Kwangmin Kim - A/A Test 의 5 가지 목적 · CTR i.i.d. Violation

1 정의

정의: A/A Test 의 5 가지 목적

Kohavi (2020) Ch.19.1 에서 명시한 A/A test 의 critical 사용처.

목적	검증 대상	발견 가능한 issue
Type I Error	False positive rate	Variance underestimate
Variance	분산 추정의 정확성	i.i.d. 위반, time correlation
Bias	Treatment·Control 균형	Carry-over, system anomaly
System of Record	외부 logging 일치	User leakage, 데이터 손실
Power Calculation	A/B sample size 계산	Variance 가정 오류

원문 인용 (Ch.19): “The A/A test is highly useful for establishing trust in your experimentation platform.”

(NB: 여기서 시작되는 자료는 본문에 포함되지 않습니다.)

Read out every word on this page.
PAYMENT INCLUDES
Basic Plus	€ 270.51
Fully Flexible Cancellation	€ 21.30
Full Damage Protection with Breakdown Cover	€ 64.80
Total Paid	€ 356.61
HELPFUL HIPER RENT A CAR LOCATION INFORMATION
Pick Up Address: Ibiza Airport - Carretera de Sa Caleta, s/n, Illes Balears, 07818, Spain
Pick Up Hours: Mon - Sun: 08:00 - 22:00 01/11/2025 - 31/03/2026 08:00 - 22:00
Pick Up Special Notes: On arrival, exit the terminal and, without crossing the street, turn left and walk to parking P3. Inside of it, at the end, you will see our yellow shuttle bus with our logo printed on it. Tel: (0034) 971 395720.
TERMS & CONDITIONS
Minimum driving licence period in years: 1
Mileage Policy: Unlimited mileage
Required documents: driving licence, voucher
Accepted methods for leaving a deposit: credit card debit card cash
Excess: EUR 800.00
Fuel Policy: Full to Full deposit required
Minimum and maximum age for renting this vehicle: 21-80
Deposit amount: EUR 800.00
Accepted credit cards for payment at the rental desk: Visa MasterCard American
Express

핵심 통찰: A/A 가 fail 되는 빈도가 산업에서 의외로 높다. 저자들의 경험: 처음 도입 시 거의 항상 fail. 5 목적 의 각 layer 가 다른 종류의 trust 검증.

2 개념 및 원리

2.1 목적 1 — Type I Error Control

저자 명시.

2.1.1 이론적 배경

Standard Hypothesis Testing:
  Null hypothesis (H_0): no effect
  Alternative (H_a): effect exists

  P-value < 0.05 시 reject H_0
  Type I error = false positive (wrongly reject H_0)
  Theoretical rate: 5%

2.1.2 A/A 시 검증

A/A 의 truth:
  No real effect (B = A)
  → H_0 is always true
  → 모든 reject 가 false positive

기대 결과:
  1000 trial 중 ~50 (5%) 이 reject
  Distribution 의 5% 가 p < 0.05

실제 시:
  > 5% rate → Type I error rate inflated
  → False positive 가 spurious launch 야기

2.1.3 Type I Error Inflation 의 root cause

1. Variance underestimate:
   → SE 작음 → t-stat 큼 → p-value 작음
   → False positive ↑

2. Multiple testing:
   → 100 metric × 5% = 5 expected false positive
   → 자동 highlighting 시 noise

3. Peeking:
   → Multiple looks at data
   → Compounding rejection chance

4. Distribution assumption violation:
   → t-test 의 normality 가정 깨짐
   → P-value 분포 distort

2.1.4 A/A 의 detection mechanism

1000 A/A simulation:
  - 다양한 random seed
  - 같은 underlying data
  - Independent trials

Histogram of p-values:
  Pass: uniform distribution
  Fail: skewed, mass at specific values

KS test:
  Goodness-of-fit to uniform
  p > 0.05: pass
  p < 0.05: fail

2.2 목적 2 — Variance Estimation 검증

저자 인용 (Kohavi et al. 2012).

2.2.1 Variance 의 sample size dependency

이론:
  Var(Ȳ) = σ² / N

  N 증가 시:
    Variance ↓ (1/N rate)
    SE ↓ (1/√N rate)
    Confidence interval 좁아짐

2.2.2 A/A 의 variance check

Procedure:
  Run A/A at different N values:
    N=1000: variance v_1
    N=10000: variance v_2
    N=100000: variance v_3

  Expected:
    v_2 ≈ v_1 / 10
    v_3 ≈ v_1 / 100

  실제 안 될 때:
    v_2 > v_1 / 10
    → Sample size 증가 의 효과 부족
    → User 간 correlation 존재
    → Time correlation

2.2.3 가능한 원인

저자 명시 (Kohavi 2012): “the expected reduction in variance of the mean may not materialize.”

원인 후보:
  1. Within-user correlation:
     - Same user 의 multiple events
     - Page-level analysis 시

  2. Time correlation:
     - Day-of-week effect
     - Seasonality

  3. Cluster effect:
     - Same cluster (city, network) 의 user 가 correlated
     - Network effects

  4. Carry-over:
     - 이전 실험의 영향
     - User behavior 의 persistent change

각 원인이 다른 fix 필요.

2.3 목적 3 — Bias Detection

저자 인용 (Kohavi et al. 2012, Bing): “Bing uses continuous A/A testing to identify a carry-over effect.”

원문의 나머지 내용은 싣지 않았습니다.